4. It’s good to tell your therapist when they fuck up or when things aren’t progressing
Weirdly therapy is also a place where you can talk about your negative feelings about therapy and process your negative relationship with your therapist. A good practitioner will be able to hold space for the client and hopefully assist the client in expressing their needs. I always want my clients to speak up when I mess up — either so I can apologize/resolve the issue, not do it again with future clients, and/or help them find the therapist who would fit their needs better. If your therapist said something inappropriate, culturally insensitive, or reacted to something you said in a way that hurt you can tell them.
5. It’s OK to break up with a therapist that isn’t working for you
I’d encourage people to tell their therapist (me included) that they don’t want to continue therapy rather than ghost them. When clients have suddenly fired me I try to follow up to debrief about it. My goal is that we can end things in a transparent and (hopefully) positive way. I want to help them find a practitioner who can meet their needs if I’m not a good fit for them. But, I also know this is a hard thing to do. Canceling a session with a therapist and not telling why is also fine.
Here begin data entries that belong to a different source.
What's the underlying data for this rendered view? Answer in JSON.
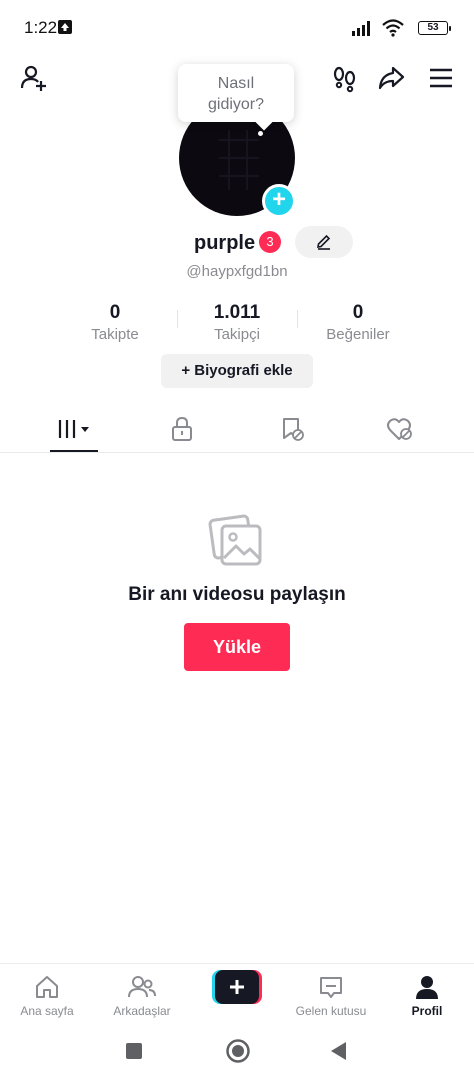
{
  "status_bar": {
    "time": "1:22",
    "battery": "53"
  },
  "tooltip": {
    "text_line1": "Nasıl",
    "text_line2": "gidiyor?"
  },
  "profile": {
    "username": "purple",
    "badge_count": "3",
    "handle": "@haypxfgd1bn",
    "stats": [
      {
        "value": "0",
        "label": "Takipte"
      },
      {
        "value": "1.011",
        "label": "Takipçi"
      },
      {
        "value": "0",
        "label": "Beğeniler"
      }
    ],
    "bio_button": "+ Biyografi ekle"
  },
  "empty_state": {
    "title": "Bir anı videosu paylaşın",
    "upload_label": "Yükle"
  },
  "bottom_nav": [
    {
      "label": "Ana sayfa"
    },
    {
      "label": "Arkadaşlar"
    },
    {
      "label": "Gelen kutusu"
    },
    {
      "label": "Profil"
    }
  ],
  "colors": {
    "accent": "#fe2c55",
    "cyan": "#20d5ec",
    "text": "#161823",
    "muted": "#8a8b91"
  }
}
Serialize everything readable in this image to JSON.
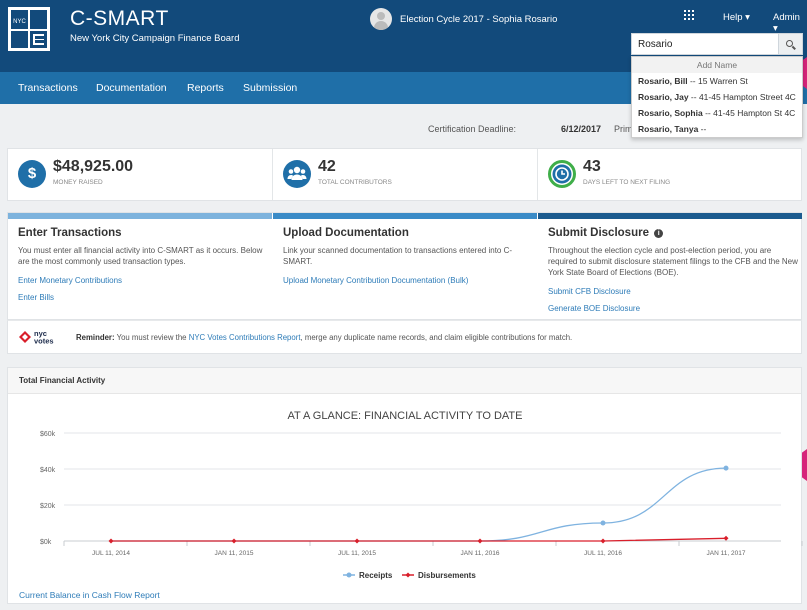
{
  "header": {
    "app_title": "C-SMART",
    "subtitle": "New York City Campaign Finance Board",
    "logo_text": "NYC",
    "cycle": "Election Cycle 2017 - Sophia Rosario",
    "help": "Help ▾",
    "admin": "Admin ▾"
  },
  "search": {
    "value": "Rosario",
    "placeholder": ""
  },
  "nav": {
    "items": [
      "Transactions",
      "Documentation",
      "Reports",
      "Submission"
    ]
  },
  "dropdown": {
    "header": "Add Name",
    "items": [
      {
        "name": "Rosario, Bill",
        "detail": " -- 15 Warren St"
      },
      {
        "name": "Rosario, Jay",
        "detail": " -- 41-45 Hampton Street 4C"
      },
      {
        "name": "Rosario, Sophia",
        "detail": " -- 41-45 Hampton St 4C"
      },
      {
        "name": "Rosario, Tanya",
        "detail": " --"
      }
    ]
  },
  "deadline": {
    "label": "Certification Deadline:",
    "value": "6/12/2017",
    "primary": "Primary Dat"
  },
  "stats": [
    {
      "icon": "dollar-icon",
      "value": "$48,925.00",
      "label": "MONEY RAISED"
    },
    {
      "icon": "contributors-icon",
      "value": "42",
      "label": "TOTAL CONTRIBUTORS"
    },
    {
      "icon": "clock-icon",
      "value": "43",
      "label": "DAYS LEFT TO NEXT FILING"
    }
  ],
  "cards": [
    {
      "title": "Enter Transactions",
      "text": "You must enter all financial activity into C-SMART as it occurs. Below are the most commonly used transaction types.",
      "links": [
        "Enter Monetary Contributions",
        "Enter Bills"
      ],
      "bar_color": "#7db3dd"
    },
    {
      "title": "Upload Documentation",
      "text": "Link your scanned documentation to transactions entered into C-SMART.",
      "links": [
        "Upload Monetary Contribution Documentation (Bulk)"
      ],
      "bar_color": "#3a8bc7"
    },
    {
      "title": "Submit Disclosure",
      "text": "Throughout the election cycle and post-election period, you are required to submit disclosure statement filings to the CFB and the New York State Board of Elections (BOE).",
      "links": [
        "Submit CFB Disclosure",
        "Generate BOE Disclosure"
      ],
      "bar_color": "#1b5b8f"
    }
  ],
  "reminder": {
    "logo_text": "nyc votes",
    "lead": "Reminder:",
    "before": " You must review the ",
    "link": "NYC Votes Contributions Report",
    "after": ", merge any duplicate name records, and claim eligible contributions for match."
  },
  "chart_panel": {
    "heading": "Total Financial Activity",
    "footer_link": "Current Balance in Cash Flow Report"
  },
  "colors": {
    "header_bg": "#124a7b",
    "nav_bg": "#1f6fa8",
    "accent": "#1f6fa8",
    "receipts": "#7fb3e0",
    "disbursements": "#d91f2b",
    "pointer": "#d6247a"
  },
  "chart_data": {
    "type": "line",
    "title": "AT A GLANCE: FINANCIAL ACTIVITY TO DATE",
    "categories": [
      "JUL 11, 2014",
      "JAN 11, 2015",
      "JUL 11, 2015",
      "JAN 11, 2016",
      "JUL 11, 2016",
      "JAN 11, 2017"
    ],
    "series": [
      {
        "name": "Receipts",
        "values": [
          0,
          0,
          0,
          0,
          10000,
          40500
        ]
      },
      {
        "name": "Disbursements",
        "values": [
          0,
          0,
          0,
          0,
          0,
          1500
        ]
      }
    ],
    "yticks": [
      "$0k",
      "$20k",
      "$40k",
      "$60k"
    ],
    "ylim": [
      0,
      60000
    ],
    "grid": true,
    "legend": "bottom"
  }
}
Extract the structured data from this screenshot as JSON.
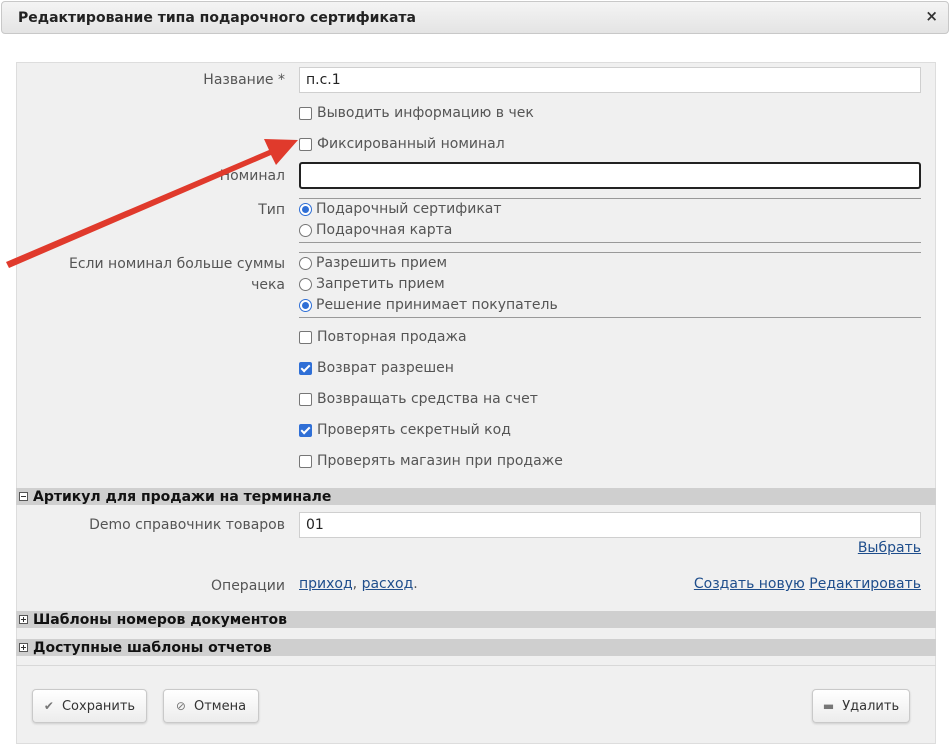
{
  "dialog": {
    "title": "Редактирование типа подарочного сертификата",
    "close_icon": "×"
  },
  "form": {
    "name_label": "Название *",
    "name_value": "п.с.1",
    "print_info_label": "Выводить информацию в чек",
    "print_info_checked": false,
    "fixed_nominal_label": "Фиксированный номинал",
    "fixed_nominal_checked": false,
    "nominal_label": "Номинал",
    "nominal_value": "",
    "type_label": "Тип",
    "type_options": [
      {
        "label": "Подарочный сертификат",
        "selected": true
      },
      {
        "label": "Подарочная карта",
        "selected": false
      }
    ],
    "overflow_label": "Если номинал больше суммы чека",
    "overflow_options": [
      {
        "label": "Разрешить прием",
        "selected": false
      },
      {
        "label": "Запретить прием",
        "selected": false
      },
      {
        "label": "Решение принимает покупатель",
        "selected": true
      }
    ],
    "checkboxes": [
      {
        "label": "Повторная продажа",
        "checked": false
      },
      {
        "label": "Возврат разрешен",
        "checked": true
      },
      {
        "label": "Возвращать средства на счет",
        "checked": false
      },
      {
        "label": "Проверять секретный код",
        "checked": true
      },
      {
        "label": "Проверять магазин при продаже",
        "checked": false
      }
    ]
  },
  "terminal_section": {
    "title": "Артикул для продажи на терминале",
    "expanded": true,
    "catalog_label": "Demo справочник товаров",
    "catalog_value": "01",
    "choose_link": "Выбрать",
    "operations_label": "Операции",
    "operation_links": [
      "приход",
      "расход"
    ],
    "operations_end": ".",
    "create_link": "Создать новую",
    "edit_link": "Редактировать"
  },
  "sections": [
    {
      "title": "Шаблоны номеров документов",
      "expanded": false
    },
    {
      "title": "Доступные шаблоны отчетов",
      "expanded": false
    }
  ],
  "buttons": {
    "save": {
      "label": "Сохранить",
      "icon": "check-icon"
    },
    "cancel": {
      "label": "Отмена",
      "icon": "cancel-circle-icon"
    },
    "delete": {
      "label": "Удалить",
      "icon": "minus-icon"
    }
  },
  "annotation": {
    "arrow_color": "#e03a2c"
  }
}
I promise, they can take it.
6. I am not doing my best therapy during this pandemic.
I don’t know if there is more to say about this. I am trying my best, but I’m also living with this uncertainty, isolation, and fear. It’s hard to support others during this time. I hate zoom by the end of the day. I have been ramping up my self-care, taking fewer clients, and reaching out to colleagues for support, but the truth is I am having a harder time finding the right words, I struggle to know what I should say as a therapist when what my client says hits a little too close to home in my personal life, and I’m just not great an emailing people back/following through between sessions. It sucks. I wish I could be superhuman. I’m not. I know through the many peer consultation groups I attend MANY therapists are struggling. So, on behalf of all therapists, I apologize. We’re doing the best we can, but that’s far from our all-time best.
If you leave this article with anything, I hope it’s these two ideas:
- You are the boss. You have the right to interview, to choose, to change your mind, to fire, to question technique and to guide the course of your relationship with a therapist in a way that works best for you.
- Just because you’ve had one (or two or three) bad experience doesn’t mean that there isn’t a practitioner out there who would be the perfect partner for your growth. Keep looking for your “good egg”.